I'm not really wording this right but I think I'm looking for something like Springdragon suggests, a singular system which semi-logically explains a weird feature.

Camphorous

The system does have to have consistent internal logic to make sense, but it doesn't have to agree to external laws.

Think about outer space for example. On Earth, gravity affects most of our experiences, but in space there is none. A story set in space is still perfectly believable, even though it is different.

If you create a fantasy world without gravity, you don't have to explain that it's set in space. There just isn't any. As long as it works consistently, the reader will be able to intuit the rule and it will make sense.

One of the rules of fictional candyland is that nothing rots, smears, or melts. You don't have to explain why, but you do have to explain when you break that rule.

Similarly, you can't bring a candyland character into a realistic world without explaining, because it breaks the rules.

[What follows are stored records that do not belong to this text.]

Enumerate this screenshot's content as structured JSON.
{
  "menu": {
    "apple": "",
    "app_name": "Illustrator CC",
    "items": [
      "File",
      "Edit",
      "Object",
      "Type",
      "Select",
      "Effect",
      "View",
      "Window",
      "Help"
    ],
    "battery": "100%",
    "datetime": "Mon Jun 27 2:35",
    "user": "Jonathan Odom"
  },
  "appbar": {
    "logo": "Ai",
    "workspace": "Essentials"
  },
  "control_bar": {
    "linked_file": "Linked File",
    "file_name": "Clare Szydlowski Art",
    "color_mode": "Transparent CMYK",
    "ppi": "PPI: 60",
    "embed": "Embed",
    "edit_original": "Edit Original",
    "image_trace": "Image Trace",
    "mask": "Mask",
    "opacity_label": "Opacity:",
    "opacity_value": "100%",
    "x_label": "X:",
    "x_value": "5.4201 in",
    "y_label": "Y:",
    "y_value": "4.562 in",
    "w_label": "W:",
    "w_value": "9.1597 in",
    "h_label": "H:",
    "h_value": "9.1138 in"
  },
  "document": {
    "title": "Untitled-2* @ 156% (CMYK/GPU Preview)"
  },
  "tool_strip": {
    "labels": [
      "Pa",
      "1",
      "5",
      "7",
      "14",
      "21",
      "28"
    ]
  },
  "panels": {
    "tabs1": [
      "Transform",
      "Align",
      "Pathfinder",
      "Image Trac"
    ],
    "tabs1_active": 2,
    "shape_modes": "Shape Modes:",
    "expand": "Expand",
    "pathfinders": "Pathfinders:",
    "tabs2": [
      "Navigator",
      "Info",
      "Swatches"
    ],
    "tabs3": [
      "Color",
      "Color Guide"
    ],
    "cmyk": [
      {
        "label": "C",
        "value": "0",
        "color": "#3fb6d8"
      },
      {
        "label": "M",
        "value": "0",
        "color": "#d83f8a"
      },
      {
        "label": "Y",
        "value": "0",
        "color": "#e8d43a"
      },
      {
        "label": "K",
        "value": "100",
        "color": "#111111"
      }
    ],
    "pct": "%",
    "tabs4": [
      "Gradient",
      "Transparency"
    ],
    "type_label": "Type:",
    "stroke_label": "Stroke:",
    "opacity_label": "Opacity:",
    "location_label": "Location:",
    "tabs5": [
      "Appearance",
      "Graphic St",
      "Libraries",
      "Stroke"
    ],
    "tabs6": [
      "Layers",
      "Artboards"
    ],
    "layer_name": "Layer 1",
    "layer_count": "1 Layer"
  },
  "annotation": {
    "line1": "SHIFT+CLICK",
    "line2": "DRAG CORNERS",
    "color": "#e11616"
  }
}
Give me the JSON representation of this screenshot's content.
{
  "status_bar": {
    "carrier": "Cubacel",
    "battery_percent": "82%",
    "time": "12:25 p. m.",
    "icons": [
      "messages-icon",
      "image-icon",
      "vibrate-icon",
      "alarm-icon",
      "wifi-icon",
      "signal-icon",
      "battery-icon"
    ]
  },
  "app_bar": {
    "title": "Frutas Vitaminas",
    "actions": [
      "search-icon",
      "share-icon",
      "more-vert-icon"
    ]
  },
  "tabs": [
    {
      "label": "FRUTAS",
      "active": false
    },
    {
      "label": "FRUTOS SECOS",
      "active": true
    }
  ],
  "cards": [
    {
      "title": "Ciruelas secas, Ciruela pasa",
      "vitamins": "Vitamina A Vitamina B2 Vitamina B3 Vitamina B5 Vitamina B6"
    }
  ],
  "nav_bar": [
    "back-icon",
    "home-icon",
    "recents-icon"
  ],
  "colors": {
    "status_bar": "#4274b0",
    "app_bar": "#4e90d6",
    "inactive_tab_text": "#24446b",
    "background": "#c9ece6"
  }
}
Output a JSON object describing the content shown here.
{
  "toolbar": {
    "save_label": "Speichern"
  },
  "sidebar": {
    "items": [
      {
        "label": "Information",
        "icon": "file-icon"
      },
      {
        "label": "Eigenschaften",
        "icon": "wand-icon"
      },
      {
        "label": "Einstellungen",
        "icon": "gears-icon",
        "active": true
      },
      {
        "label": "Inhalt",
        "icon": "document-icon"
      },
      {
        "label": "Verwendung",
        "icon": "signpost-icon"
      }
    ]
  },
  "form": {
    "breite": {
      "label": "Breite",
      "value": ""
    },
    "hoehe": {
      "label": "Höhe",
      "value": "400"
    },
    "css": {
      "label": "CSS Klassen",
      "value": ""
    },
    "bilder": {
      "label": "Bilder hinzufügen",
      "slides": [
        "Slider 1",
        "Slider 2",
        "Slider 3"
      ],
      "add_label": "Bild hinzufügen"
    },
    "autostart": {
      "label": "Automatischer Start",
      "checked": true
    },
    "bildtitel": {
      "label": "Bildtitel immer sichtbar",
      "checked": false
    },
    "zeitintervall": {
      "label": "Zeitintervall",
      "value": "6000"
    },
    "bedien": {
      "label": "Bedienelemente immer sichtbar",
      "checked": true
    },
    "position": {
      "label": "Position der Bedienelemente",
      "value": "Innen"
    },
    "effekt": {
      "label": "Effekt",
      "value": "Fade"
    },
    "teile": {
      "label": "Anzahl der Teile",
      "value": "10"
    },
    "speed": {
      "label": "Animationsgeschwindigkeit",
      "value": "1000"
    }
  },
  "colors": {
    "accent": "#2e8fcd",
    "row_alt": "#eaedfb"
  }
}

Worlds don't have to be separated into animate and inanimate, plant and animal, predator and prey, into species that have spines and metabolize and breathe and remember or into species at all. You can break any rule that you want as long as it's consistent enough for the reader to understand.

chelonianmobile

Maybe I just need to read more Carlton Mellick. I love seeing other people do whimsical, I just struggle with it myself... The symbiosis-with-thing-which-resembles-inanimate-object might be my best bet of the ideas so far.

chelonianmobile

Appendages and eyes in weird places I can do no problem, but that's a little limited. Hm. The idea of a creature which uses dessert body parts to lure prey amuses me and now I'm thinking of using that for a "snackubus".